The Kiobel opinion has some legal scholars wondering whether this may be the beginning of the end for ATS litigation against corporations. The decision will certainly be appealed, and this may be the case that results in Supreme Court clarification on the applicability of the ATS to corporate actors. The question of whether corporations are properly liable under the ATS was left unsettled by the Supreme Court in Sosa v. Alvarez-Machain, and the Supreme Court declined to take up the issue when it recently denied Pfizer’s writ of certiorari in Pfizer v. Abdullahi.
In Kiobel, the majority stated that “the fact that corporations are liable as juridical persons under domestic law does not mean that they are liable under international law (and, therefore, under the ATS).” In doing so, the Court directly addressed the question posed in a footnote in Sosa. In that footnote, the Supreme Court stated that an evaluation of whether a norm of international law was sufficiently definite to support a cause of action under the ATS involved the "related consideration" of “whether international law extends the scope of liability for a violation of a given norm to the perpetrator being sued, if the defendant is a private actor such as a corporation or individual.” The Court in Kiobel took up this "related consideration" and found that corporations are not proper defendants in ATS cases because “the principle of individual liability for violations of international law has been limited to natural persons—not ‘juridical’ persons such as corporations.”
Before Kiobel, several post-Sosa appellate court decisions have upheld jurisdiction over corporate defendants. Notably, many of these decisions have not involved much analysis of whether corporations were proper defendants. In Presbyterian Church v. Talisman, decided in 2009, the Second Circuit assumed “without deciding, that corporations…may be held liable for the violations of customary international law[.]” In Khulumani v. Barclays Nat. Bank Ltd., decided in 2007, defendants did not raise the question of corporate liability on appeal, but the Second Circuit observed that “[w]e have repeatedly treated the issue of whether corporations may be held liable…as indistinguishable from the question of whether private individuals may be.” Other appellate courts, including the Eleventh Circuit in Romero v. Drummond Co., decided in 2008, and Aldana v. Del Monte Fresh Produce, decided in 2005, have similarly upheld corporate liability under the ATS.
These cases have left unsettled the question of whether the ATS properly applies to corporate defendants. In Kiobel, the Second Circuit noted this uncertainty and cited a recent decision by the District Court for the Central District of California that declined to find corporate liability under the ATS. In Doe v. Nestle, decided on September 8, the District Court first observed that “domestic courts have almost uniformly concluded that corporations may be held liable for violations of international law” and then found that “existing cases have not adequately identified any international law norms governing corporations. Accordingly, the Court concludes that corporations cannot be held directly liable under the Alien Tort Statute for violating international law.”

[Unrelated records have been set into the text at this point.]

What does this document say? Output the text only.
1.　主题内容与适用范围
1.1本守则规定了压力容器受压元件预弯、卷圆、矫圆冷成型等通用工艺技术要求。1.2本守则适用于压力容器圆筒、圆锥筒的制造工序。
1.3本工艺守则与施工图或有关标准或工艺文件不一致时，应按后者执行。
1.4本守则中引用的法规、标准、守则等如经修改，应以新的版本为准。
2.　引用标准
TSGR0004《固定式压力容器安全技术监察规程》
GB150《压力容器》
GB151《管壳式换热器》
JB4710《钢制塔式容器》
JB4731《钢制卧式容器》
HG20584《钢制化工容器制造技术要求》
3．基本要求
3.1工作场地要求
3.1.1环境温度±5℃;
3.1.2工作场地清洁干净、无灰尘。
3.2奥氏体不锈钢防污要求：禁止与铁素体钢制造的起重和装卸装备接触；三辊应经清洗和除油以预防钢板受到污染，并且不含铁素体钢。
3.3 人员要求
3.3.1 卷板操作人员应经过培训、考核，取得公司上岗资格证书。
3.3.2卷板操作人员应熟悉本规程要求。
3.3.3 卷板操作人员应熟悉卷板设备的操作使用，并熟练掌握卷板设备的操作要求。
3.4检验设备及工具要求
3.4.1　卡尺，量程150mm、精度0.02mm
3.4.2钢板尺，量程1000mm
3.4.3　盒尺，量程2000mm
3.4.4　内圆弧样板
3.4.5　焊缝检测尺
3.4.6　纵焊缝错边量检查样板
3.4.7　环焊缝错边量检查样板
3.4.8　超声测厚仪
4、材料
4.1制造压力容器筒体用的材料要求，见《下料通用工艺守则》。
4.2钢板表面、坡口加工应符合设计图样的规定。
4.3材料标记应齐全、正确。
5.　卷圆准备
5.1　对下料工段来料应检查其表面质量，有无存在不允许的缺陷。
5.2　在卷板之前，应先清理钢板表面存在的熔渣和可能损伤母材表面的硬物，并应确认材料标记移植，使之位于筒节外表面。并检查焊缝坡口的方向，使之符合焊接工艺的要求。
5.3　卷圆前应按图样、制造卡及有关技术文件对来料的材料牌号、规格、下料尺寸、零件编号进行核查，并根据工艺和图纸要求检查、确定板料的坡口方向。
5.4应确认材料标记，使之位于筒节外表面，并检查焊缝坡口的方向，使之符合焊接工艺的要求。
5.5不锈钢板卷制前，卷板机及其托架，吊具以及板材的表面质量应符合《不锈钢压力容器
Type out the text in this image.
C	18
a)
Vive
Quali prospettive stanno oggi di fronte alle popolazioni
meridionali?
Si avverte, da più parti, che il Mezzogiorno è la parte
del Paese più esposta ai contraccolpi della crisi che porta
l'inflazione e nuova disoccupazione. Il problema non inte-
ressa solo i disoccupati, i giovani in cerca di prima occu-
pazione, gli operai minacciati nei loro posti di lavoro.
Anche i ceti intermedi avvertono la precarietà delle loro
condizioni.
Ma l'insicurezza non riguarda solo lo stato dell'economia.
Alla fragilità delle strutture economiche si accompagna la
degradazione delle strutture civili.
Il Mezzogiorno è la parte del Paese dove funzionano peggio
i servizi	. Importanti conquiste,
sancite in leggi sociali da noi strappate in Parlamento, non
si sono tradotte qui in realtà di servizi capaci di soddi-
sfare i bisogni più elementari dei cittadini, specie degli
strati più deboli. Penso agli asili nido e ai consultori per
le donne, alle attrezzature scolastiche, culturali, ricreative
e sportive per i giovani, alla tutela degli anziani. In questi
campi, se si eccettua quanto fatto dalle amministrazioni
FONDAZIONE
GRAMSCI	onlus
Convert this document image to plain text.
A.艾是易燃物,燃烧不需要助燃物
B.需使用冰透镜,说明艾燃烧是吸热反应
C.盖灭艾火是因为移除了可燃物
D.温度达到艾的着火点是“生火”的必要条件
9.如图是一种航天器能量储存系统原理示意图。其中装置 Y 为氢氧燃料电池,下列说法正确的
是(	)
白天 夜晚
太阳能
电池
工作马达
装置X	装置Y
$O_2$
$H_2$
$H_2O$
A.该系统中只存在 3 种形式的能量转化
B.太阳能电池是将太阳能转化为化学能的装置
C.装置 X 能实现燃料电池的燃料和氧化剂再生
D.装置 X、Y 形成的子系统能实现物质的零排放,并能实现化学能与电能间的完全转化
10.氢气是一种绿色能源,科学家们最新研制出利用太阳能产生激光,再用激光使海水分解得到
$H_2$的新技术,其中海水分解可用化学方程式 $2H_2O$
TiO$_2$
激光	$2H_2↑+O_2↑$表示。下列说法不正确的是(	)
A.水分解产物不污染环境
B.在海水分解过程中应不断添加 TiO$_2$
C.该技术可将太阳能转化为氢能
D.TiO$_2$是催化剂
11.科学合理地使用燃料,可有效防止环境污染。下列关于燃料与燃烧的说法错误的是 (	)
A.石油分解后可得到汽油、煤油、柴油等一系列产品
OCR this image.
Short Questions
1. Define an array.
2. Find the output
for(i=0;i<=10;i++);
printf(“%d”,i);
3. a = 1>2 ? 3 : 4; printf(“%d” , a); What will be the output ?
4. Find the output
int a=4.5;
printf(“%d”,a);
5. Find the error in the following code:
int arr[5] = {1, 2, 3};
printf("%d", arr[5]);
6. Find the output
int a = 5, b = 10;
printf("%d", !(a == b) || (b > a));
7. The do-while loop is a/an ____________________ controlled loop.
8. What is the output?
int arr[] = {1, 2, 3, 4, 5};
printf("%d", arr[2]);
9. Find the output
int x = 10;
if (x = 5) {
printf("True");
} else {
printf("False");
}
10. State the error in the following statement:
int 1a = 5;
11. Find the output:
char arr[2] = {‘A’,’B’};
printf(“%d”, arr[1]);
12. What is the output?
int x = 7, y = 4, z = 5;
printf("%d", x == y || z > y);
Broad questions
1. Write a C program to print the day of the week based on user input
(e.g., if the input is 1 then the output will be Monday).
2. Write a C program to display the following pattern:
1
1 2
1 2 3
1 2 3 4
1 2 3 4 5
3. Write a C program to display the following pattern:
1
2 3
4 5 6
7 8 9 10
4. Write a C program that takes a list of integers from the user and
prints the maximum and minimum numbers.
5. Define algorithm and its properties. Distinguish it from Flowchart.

Advocates for corporate liability will find support in the concurring opinion in Kiobel, written by Judge Pierre Laval, in which he strongly critiqued the majority opinion’s finding on corporate liability as “[w]ithout any support in either the precedents or the scholarship of international law[.]” In his critique, Judge Laval questioned the potential impact of the majority’s ruling, stating that
according to the rule my colleagues have created, one who earns profits by commercial exploitation of abuse of fundamental human rights can successfully shield those profits from victims’ claims for compensation simply by taking the precaution of conducting the heinous operation in the corporate form.
The policy arguments contained in Judge Laval’s concurrence echo a 2005 opinion in In re Agent Orange Prod. Liab. Litig. in which the District Court for the Eastern District of New York found that “[l]imiting civil liability to individuals while exonerating the corporation directing the individual’s action through its complex operations and changing personnel makes little sense in today’s world.”
It is certain that the Kiobel decision represents one of the most significant ATS decisions in years, although it is far too early to state that this is the end of ATS litigation for companies. Both the majority and concurring opinions in Kiobel will find many advocates and detractors and all parties will continue to look to the Supreme Court for final resolution.